With a dropped shoulder and dramatic sleeve silhouette, the Neige sweatshirt is quite literally designed to look like a cocoon. View A features a funnel neck and side split hem, and is great for somebody with a dressier style or who wants to highlight the architectural design lines of the pattern. View B is more casual with ribbing at the neckline and cuffs, perfect for an athleisure context or a cozy day at home.
We recommend choosing a medium to heavy weight knit with 0 to 30% stretch percentage. View A in particular will benefit from a stiffer fabric to preserve the height of the neckline, but in general the less drape a knit has the more it will highlight the architectural sleeves of the pattern. Our favorite fabrics for Neige are french terry, sweatshirt fleece, scuba/neoprene, and quilted knits. Try to pick something that contains some elastane to ensure the fabric will have good recovery.

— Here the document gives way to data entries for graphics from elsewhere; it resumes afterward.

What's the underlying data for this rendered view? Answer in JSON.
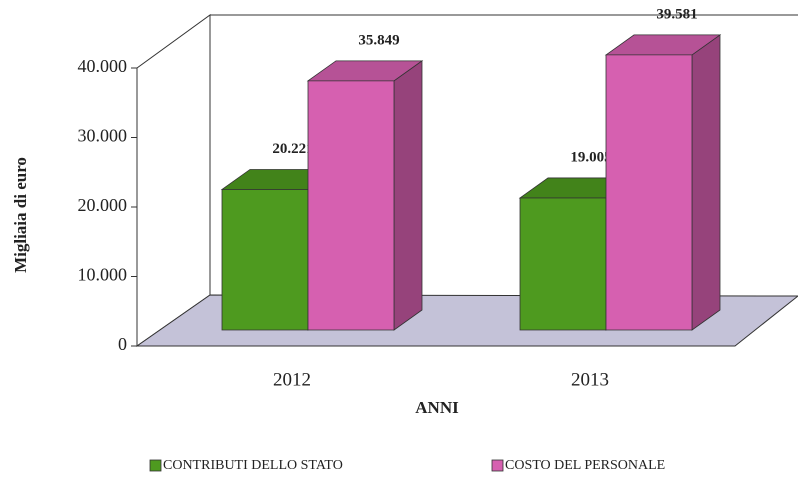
{
  "chart_data": {
    "type": "bar3d",
    "y_label": "Migliaia di euro",
    "x_label": "ANNI",
    "categories": [
      "2012",
      "2013"
    ],
    "series": [
      {
        "name": "CONTRIBUTI DELLO STATO",
        "color": "#4e9a1f",
        "values": [
          20221,
          19005
        ],
        "value_labels": [
          "20.221",
          "19.005"
        ]
      },
      {
        "name": "COSTO DEL PERSONALE",
        "color": "#d660b0",
        "values": [
          35849,
          39581
        ],
        "value_labels": [
          "35.849",
          "39.581"
        ]
      }
    ],
    "ylim": [
      0,
      40000
    ],
    "yticks": [
      0,
      {
        "value": 10000,
        "label": "10.000"
      },
      {
        "value": 20000,
        "label": "20.000"
      },
      {
        "value": 30000,
        "label": "30.000"
      },
      {
        "value": 40000,
        "label": "40.000"
      }
    ],
    "legend": "bottom"
  }
}
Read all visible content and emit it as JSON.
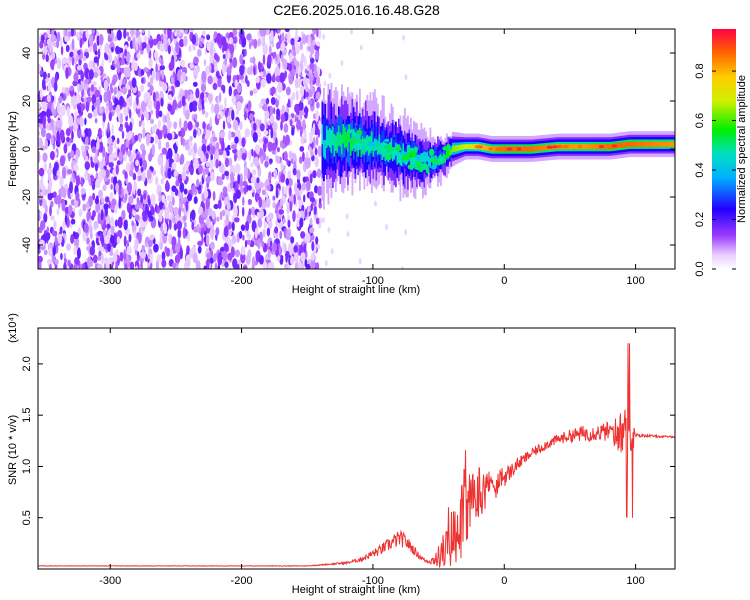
{
  "title": "C2E6.2025.016.16.48.G28",
  "chart_data": [
    {
      "type": "heatmap",
      "xlabel": "Height of straight line (km)",
      "ylabel": "Frequency (Hz)",
      "xlim": [
        -355,
        130
      ],
      "ylim": [
        -50,
        50
      ],
      "xticks": [
        -300,
        -200,
        -100,
        0,
        100
      ],
      "yticks": [
        -40,
        -20,
        0,
        20,
        40
      ],
      "xtick_labels": [
        "-300",
        "-200",
        "-100",
        "0",
        "100"
      ],
      "ytick_labels": [
        "-40",
        "-20",
        "0",
        "20",
        "40"
      ],
      "colorbar": {
        "label": "Normalized spectral amplitude",
        "range": [
          0,
          0.97
        ],
        "ticks": [
          0.0,
          0.2,
          0.4,
          0.6,
          0.8
        ],
        "tick_labels": [
          "0.0",
          "0.2",
          "0.4",
          "0.6",
          "0.8"
        ]
      },
      "signal_track": {
        "x": [
          -140,
          -120,
          -100,
          -80,
          -70,
          -60,
          -50,
          -45,
          -40,
          -30,
          -20,
          -10,
          0,
          20,
          40,
          60,
          80,
          95,
          130
        ],
        "center_freq_hz": [
          3,
          4,
          2,
          -2,
          -4,
          -5,
          -4,
          -3,
          0,
          1,
          1,
          0,
          0,
          0,
          1,
          1,
          1,
          2,
          2
        ],
        "half_width_hz": [
          12,
          10,
          9,
          8,
          7,
          6,
          5,
          4,
          4,
          3,
          3,
          3,
          3,
          3,
          3,
          3,
          3,
          3,
          3
        ],
        "peak_amplitude": [
          0.45,
          0.55,
          0.5,
          0.48,
          0.5,
          0.45,
          0.5,
          0.55,
          0.65,
          0.7,
          0.8,
          0.85,
          0.9,
          0.9,
          0.85,
          0.85,
          0.9,
          0.9,
          0.85
        ]
      },
      "noise_region_x": [
        -355,
        -140
      ],
      "noise_amplitude_range": [
        0.05,
        0.2
      ]
    },
    {
      "type": "line",
      "xlabel": "Height of straight line (km)",
      "ylabel": "SNR (10 * v/v)",
      "y_multiplier_label": "(x10⁴)",
      "xlim": [
        -355,
        130
      ],
      "ylim": [
        0,
        2.35
      ],
      "xticks": [
        -300,
        -200,
        -100,
        0,
        100
      ],
      "yticks": [
        0.5,
        1.0,
        1.5,
        2.0
      ],
      "xtick_labels": [
        "-300",
        "-200",
        "-100",
        "0",
        "100"
      ],
      "ytick_labels": [
        "0.5",
        "1.0",
        "1.5",
        "2.0"
      ],
      "series": [
        {
          "color": "#ee3333",
          "x": [
            -355,
            -300,
            -200,
            -150,
            -120,
            -110,
            -100,
            -95,
            -90,
            -85,
            -80,
            -75,
            -70,
            -65,
            -60,
            -55,
            -50,
            -45,
            -40,
            -35,
            -30,
            -25,
            -20,
            -15,
            -10,
            -5,
            0,
            5,
            10,
            20,
            30,
            40,
            50,
            60,
            70,
            80,
            90,
            95,
            100,
            110,
            120,
            130
          ],
          "y": [
            0.03,
            0.03,
            0.03,
            0.03,
            0.06,
            0.09,
            0.15,
            0.18,
            0.22,
            0.26,
            0.3,
            0.27,
            0.2,
            0.13,
            0.08,
            0.08,
            0.13,
            0.2,
            0.3,
            0.42,
            0.55,
            0.65,
            0.75,
            0.78,
            0.82,
            0.85,
            0.9,
            0.95,
            1.02,
            1.12,
            1.2,
            1.26,
            1.3,
            1.32,
            1.33,
            1.34,
            1.32,
            1.3,
            1.3,
            1.3,
            1.29,
            1.29
          ],
          "noise": [
            0.002,
            0.002,
            0.002,
            0.003,
            0.01,
            0.02,
            0.04,
            0.05,
            0.06,
            0.07,
            0.08,
            0.07,
            0.05,
            0.03,
            0.02,
            0.04,
            0.12,
            0.2,
            0.3,
            0.35,
            0.4,
            0.35,
            0.3,
            0.2,
            0.15,
            0.12,
            0.1,
            0.08,
            0.06,
            0.05,
            0.05,
            0.05,
            0.06,
            0.08,
            0.08,
            0.1,
            0.25,
            0.35,
            0.02,
            0.01,
            0.01,
            0.01
          ]
        }
      ]
    }
  ]
}
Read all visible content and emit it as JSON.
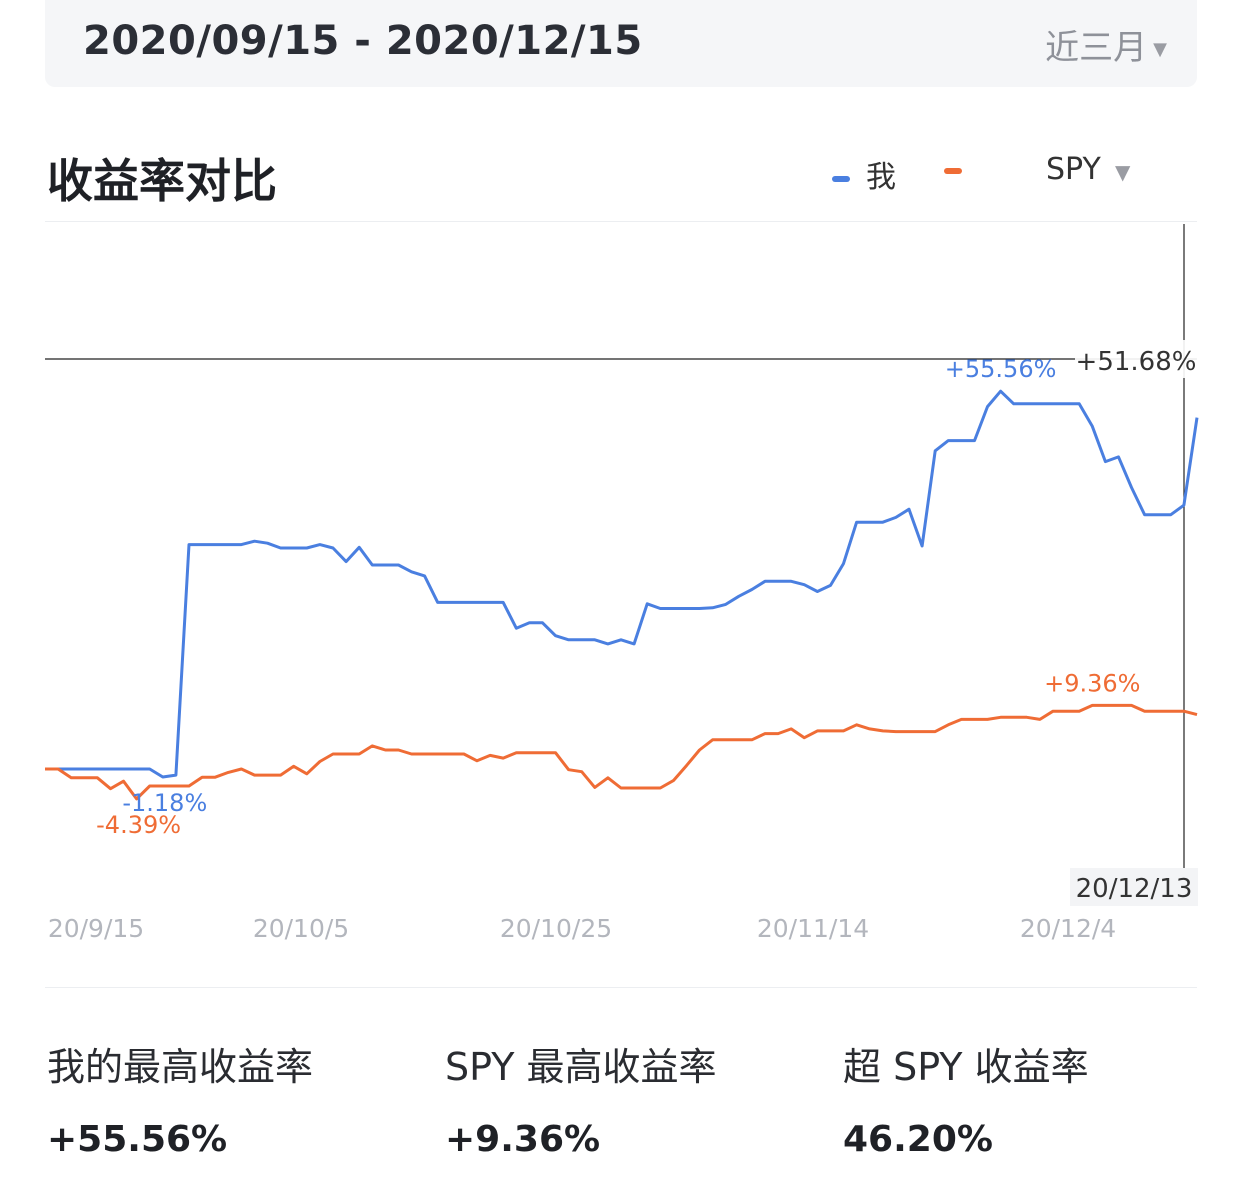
{
  "header": {
    "date_range": "2020/09/15 - 2020/12/15",
    "period_label": "近三月"
  },
  "section_title": "收益率对比",
  "legend": {
    "items": [
      {
        "label": "我",
        "color": "#4a7fe0"
      },
      {
        "label": "SPY",
        "color": "#ef6c35"
      }
    ]
  },
  "crosshair": {
    "value_label": "+51.68%",
    "date_label": "20/12/13"
  },
  "chart_data": {
    "type": "line",
    "x_ticks": [
      "20/9/15",
      "20/10/5",
      "20/10/25",
      "20/11/14",
      "20/12/4"
    ],
    "y_range": [
      -15,
      75
    ],
    "x_range": [
      "2020-09-15",
      "2020-12-15"
    ],
    "grid": false,
    "legend_position": "top-right",
    "series": [
      {
        "name": "我",
        "color": "#4a7fe0",
        "values": [
          0,
          0,
          0,
          0,
          0,
          0,
          0,
          0,
          0,
          -1.18,
          -0.9,
          33,
          33,
          33,
          33,
          33,
          33.5,
          33.2,
          32.5,
          32.5,
          32.5,
          33,
          32.5,
          30.5,
          32.6,
          30,
          30,
          30,
          29,
          28.4,
          24.5,
          24.5,
          24.5,
          24.5,
          24.5,
          24.5,
          20.7,
          21.5,
          21.5,
          19.6,
          19,
          19,
          19,
          18.4,
          19,
          18.4,
          24.3,
          23.6,
          23.6,
          23.6,
          23.6,
          23.7,
          24.2,
          25.4,
          26.4,
          27.6,
          27.6,
          27.6,
          27.1,
          26.1,
          27,
          30.2,
          36.3,
          36.3,
          36.3,
          37,
          38.2,
          32.8,
          46.8,
          48.3,
          48.3,
          48.3,
          53.3,
          55.56,
          53.7,
          53.7,
          53.7,
          53.7,
          53.7,
          53.7,
          50.4,
          45.2,
          45.9,
          41.4,
          37.4,
          37.4,
          37.4,
          38.8,
          51.68
        ]
      },
      {
        "name": "SPY",
        "color": "#ef6c35",
        "values": [
          0,
          0,
          -1.3,
          -1.3,
          -1.3,
          -2.9,
          -1.8,
          -4.39,
          -2.5,
          -2.5,
          -2.5,
          -2.5,
          -1.2,
          -1.2,
          -0.5,
          0,
          -0.9,
          -0.9,
          -0.9,
          0.4,
          -0.7,
          1.1,
          2.2,
          2.2,
          2.2,
          3.4,
          2.8,
          2.8,
          2.2,
          2.2,
          2.2,
          2.2,
          2.2,
          1.2,
          2.0,
          1.6,
          2.4,
          2.4,
          2.4,
          2.4,
          -0.1,
          -0.4,
          -2.7,
          -1.3,
          -2.8,
          -2.8,
          -2.8,
          -2.8,
          -1.7,
          0.5,
          2.8,
          4.3,
          4.3,
          4.3,
          4.3,
          5.2,
          5.2,
          5.9,
          4.6,
          5.6,
          5.6,
          5.6,
          6.5,
          5.9,
          5.6,
          5.5,
          5.5,
          5.5,
          5.5,
          6.5,
          7.3,
          7.3,
          7.3,
          7.6,
          7.6,
          7.6,
          7.3,
          8.5,
          8.5,
          8.5,
          9.36,
          9.36,
          9.36,
          9.36,
          8.5,
          8.5,
          8.5,
          8.5,
          8.0
        ]
      }
    ],
    "annotations": [
      {
        "series": "我",
        "label": "+55.56%"
      },
      {
        "series": "我",
        "label": "-1.18%"
      },
      {
        "series": "SPY",
        "label": "+9.36%"
      },
      {
        "series": "SPY",
        "label": "-4.39%"
      }
    ]
  },
  "stats": [
    {
      "label": "我的最高收益率",
      "value": "+55.56%"
    },
    {
      "label": "SPY 最高收益率",
      "value": "+9.36%"
    },
    {
      "label": "超 SPY 收益率",
      "value": "46.20%"
    }
  ]
}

If you are making View B, you will also need to source some ribbing for the neckline and cuffs. For those of you familiar with knitting, rib knits are created by alternating knit and purl stitches, which produces a fabric that has great crosswise stretch and does not curl up on the edges. These qualities make ribbing ideal for finishing necklines and cuffs. Typically, it is sold in tubular form by the yard, but it can also be found as precut.
Consider using contrast ribbing if you want to play with color or add a fun retro-inspired detail. You may also have luck sourcing a sweater knit from a shop that happens to carry ribbing to match. Either option looks great and can make a garment feel ready-to-wear. If your fabric is stretchy enough, you can also use self-fabric to finish the neckline and cuffs by cutting the appropriate width on the cross grain (be sure to account for this in your fabric yardage).